Se habia dado cuenta de que habia habido un sutil cambio en su actitud hacia el desde que habian salido de San Diego con la caravana tumbonde. O quizas no habia sido tan sutil. Ella se habia enfriado, se habia vuelto muy distante. Ahora era mucho menos timida, mucho menos dubitativa y servicial, mucho mas segura de si misma. Ya no habia mas gratitud hacia el maravilloso y erudito doctor Barry Jaspin, de la UCLA, que tan gentilmente le permitia merodear a su alrededor. No mas ojos abiertos, no mas considerarle como si fuera el custodio de toda la sabiduria humana. Y el sexo entre ellos, que habia sido tan libre y tan facil el primer par de semanas, se desvanecia rapidamente; ya casi no existia.

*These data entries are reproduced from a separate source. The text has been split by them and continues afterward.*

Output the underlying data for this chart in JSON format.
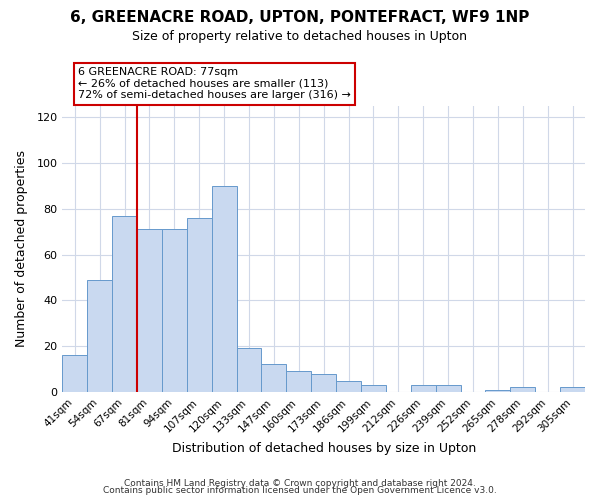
{
  "title1": "6, GREENACRE ROAD, UPTON, PONTEFRACT, WF9 1NP",
  "title2": "Size of property relative to detached houses in Upton",
  "xlabel": "Distribution of detached houses by size in Upton",
  "ylabel": "Number of detached properties",
  "categories": [
    "41sqm",
    "54sqm",
    "67sqm",
    "81sqm",
    "94sqm",
    "107sqm",
    "120sqm",
    "133sqm",
    "147sqm",
    "160sqm",
    "173sqm",
    "186sqm",
    "199sqm",
    "212sqm",
    "226sqm",
    "239sqm",
    "252sqm",
    "265sqm",
    "278sqm",
    "292sqm",
    "305sqm"
  ],
  "values": [
    16,
    49,
    77,
    71,
    71,
    76,
    90,
    19,
    12,
    9,
    8,
    5,
    3,
    0,
    3,
    3,
    0,
    1,
    2,
    0,
    2
  ],
  "bar_color": "#c9d9f0",
  "bar_edge_color": "#6699cc",
  "ylim": [
    0,
    125
  ],
  "yticks": [
    0,
    20,
    40,
    60,
    80,
    100,
    120
  ],
  "vline_color": "#cc0000",
  "vline_pos": 2.5,
  "annotation_line1": "6 GREENACRE ROAD: 77sqm",
  "annotation_line2": "← 26% of detached houses are smaller (113)",
  "annotation_line3": "72% of semi-detached houses are larger (316) →",
  "annotation_box_edgecolor": "#cc0000",
  "annotation_box_facecolor": "#ffffff",
  "footnote1": "Contains HM Land Registry data © Crown copyright and database right 2024.",
  "footnote2": "Contains public sector information licensed under the Open Government Licence v3.0.",
  "bg_color": "#ffffff",
  "grid_color": "#d0d8e8",
  "title1_fontsize": 11,
  "title2_fontsize": 9
}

Bueno, Jaspin sabia que eso era inevitable. Le habia pasado antes con otras mujeres. Era humano, despues de todo, hecho con pies de barro hasta las cejas, como todo el mundo, y ella tenia que descubrirlo tarde o temprano. Empezaba a ver que era menos maravilloso de lo que sus fantasias le habian hecho creer, y empezaba a mirarle de forma mas realista.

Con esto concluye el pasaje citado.